Translations and research
- Paul U. Unschuld, Nan-Ching: The Classic of Difficult Issues — With Commentaries by Chinese and Japanese Authors from the Third through the Twentieth Century, Berkeley: University of California Press, 1986. The standard scholarly English translation of the Nán jīng with extensive commentary; Unschuld translates substantial passages from the Wáng Hànlín jí zhù commentary strata and treats the textual history.
- Catherine Despeux, Lao-tseu, Tch’an et médecine chinoise, Paris: Encre, 1996, ch. 3. Discusses the Nán jīng tradition.
- Liào Yùqún 廖育群, Yīxué yǔ chuántǒng wénhuà 醫學與傳統文化, Tianjin: Bǎihuā Wényì, 2002, ch. 4 (“Nán jīng shì yī bù zěnyàng de jīng” 《難經》是一部怎樣的經). On the Nán jīng’s bibliographic and textual history.

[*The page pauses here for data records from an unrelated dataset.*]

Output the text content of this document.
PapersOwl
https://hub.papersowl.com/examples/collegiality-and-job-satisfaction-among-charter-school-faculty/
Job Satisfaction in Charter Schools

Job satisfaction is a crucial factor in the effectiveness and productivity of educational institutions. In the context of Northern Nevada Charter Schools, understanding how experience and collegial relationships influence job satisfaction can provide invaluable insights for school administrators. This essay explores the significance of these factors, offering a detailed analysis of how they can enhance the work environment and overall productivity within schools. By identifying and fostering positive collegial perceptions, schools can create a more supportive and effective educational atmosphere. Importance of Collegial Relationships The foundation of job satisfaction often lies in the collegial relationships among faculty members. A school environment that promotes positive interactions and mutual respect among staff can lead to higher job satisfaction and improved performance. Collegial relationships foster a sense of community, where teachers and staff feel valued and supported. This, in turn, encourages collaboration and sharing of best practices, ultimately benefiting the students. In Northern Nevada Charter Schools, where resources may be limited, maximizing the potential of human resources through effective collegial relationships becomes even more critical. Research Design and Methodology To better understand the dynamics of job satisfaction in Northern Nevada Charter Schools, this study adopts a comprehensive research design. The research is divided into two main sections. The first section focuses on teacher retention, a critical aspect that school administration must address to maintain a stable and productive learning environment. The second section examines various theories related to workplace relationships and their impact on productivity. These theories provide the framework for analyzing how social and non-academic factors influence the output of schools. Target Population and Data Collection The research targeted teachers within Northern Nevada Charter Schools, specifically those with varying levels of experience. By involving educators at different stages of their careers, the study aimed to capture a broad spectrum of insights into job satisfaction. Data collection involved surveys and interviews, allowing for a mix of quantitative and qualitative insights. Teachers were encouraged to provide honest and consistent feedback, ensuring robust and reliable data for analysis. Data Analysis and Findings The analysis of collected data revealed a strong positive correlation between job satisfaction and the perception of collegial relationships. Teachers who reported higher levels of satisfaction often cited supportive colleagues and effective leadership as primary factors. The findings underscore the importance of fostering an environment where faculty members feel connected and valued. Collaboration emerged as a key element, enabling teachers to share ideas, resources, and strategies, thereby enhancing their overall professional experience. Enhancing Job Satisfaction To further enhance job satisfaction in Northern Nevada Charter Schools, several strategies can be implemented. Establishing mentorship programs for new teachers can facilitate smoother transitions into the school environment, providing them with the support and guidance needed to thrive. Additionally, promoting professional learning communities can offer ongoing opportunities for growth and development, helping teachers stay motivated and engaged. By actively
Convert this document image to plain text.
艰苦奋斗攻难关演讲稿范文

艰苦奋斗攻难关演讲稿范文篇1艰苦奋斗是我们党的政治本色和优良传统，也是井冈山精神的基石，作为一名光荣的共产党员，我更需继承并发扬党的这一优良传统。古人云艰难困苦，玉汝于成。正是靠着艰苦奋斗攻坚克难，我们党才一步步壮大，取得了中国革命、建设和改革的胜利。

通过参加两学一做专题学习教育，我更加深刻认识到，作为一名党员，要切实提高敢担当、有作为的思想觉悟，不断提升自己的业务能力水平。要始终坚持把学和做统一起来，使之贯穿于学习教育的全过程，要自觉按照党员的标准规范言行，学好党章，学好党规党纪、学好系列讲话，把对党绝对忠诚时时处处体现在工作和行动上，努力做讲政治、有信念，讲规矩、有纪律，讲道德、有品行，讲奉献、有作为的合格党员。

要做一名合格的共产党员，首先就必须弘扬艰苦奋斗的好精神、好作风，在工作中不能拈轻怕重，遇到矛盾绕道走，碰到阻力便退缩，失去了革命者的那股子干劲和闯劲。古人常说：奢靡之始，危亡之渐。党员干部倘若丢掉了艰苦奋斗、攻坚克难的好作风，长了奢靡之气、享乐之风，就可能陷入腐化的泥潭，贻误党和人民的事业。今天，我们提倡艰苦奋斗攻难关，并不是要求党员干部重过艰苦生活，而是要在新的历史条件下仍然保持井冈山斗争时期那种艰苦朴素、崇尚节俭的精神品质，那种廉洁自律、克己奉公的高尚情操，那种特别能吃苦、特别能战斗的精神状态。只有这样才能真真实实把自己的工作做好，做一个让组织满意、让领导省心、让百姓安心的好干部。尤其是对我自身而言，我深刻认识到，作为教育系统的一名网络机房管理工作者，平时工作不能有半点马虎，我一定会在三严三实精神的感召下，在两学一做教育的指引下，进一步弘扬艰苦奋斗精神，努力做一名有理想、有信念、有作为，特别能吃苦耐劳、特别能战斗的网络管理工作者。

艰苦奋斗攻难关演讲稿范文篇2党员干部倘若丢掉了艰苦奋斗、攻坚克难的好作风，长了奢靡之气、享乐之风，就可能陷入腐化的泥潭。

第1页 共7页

- Mǎ Jìxīng 馬繼興, Zhōngguó chūtǔ gǔ yīshū kǎoshì yǔ yánjiū 中國出土古醫書考釋與研究, Shànghǎi: Zhōngyī Yàoxué Chūbǎnshè, 2015. Compares the received Nán jīng with second-century BCE manuscript medical material.
Other points of interest
The Wáng Hànlín jí zhù is the immediate ancestor of all Sòng-Yuán-period readings of the Nán jīng preserved in later compilations: Huá Shòu’s Nánjīng běnyì draws extensively on its commentary stack but reorganizes the material under the 滑壽 reading. Through it survive the only fragments we have of Lǚ Guǎng’s third-century commentary (the earliest Nán jīng commentary on record), and substantially complete versions of Yáng Xuáncāo’s Táng commentary and the three Northern Sòng strata.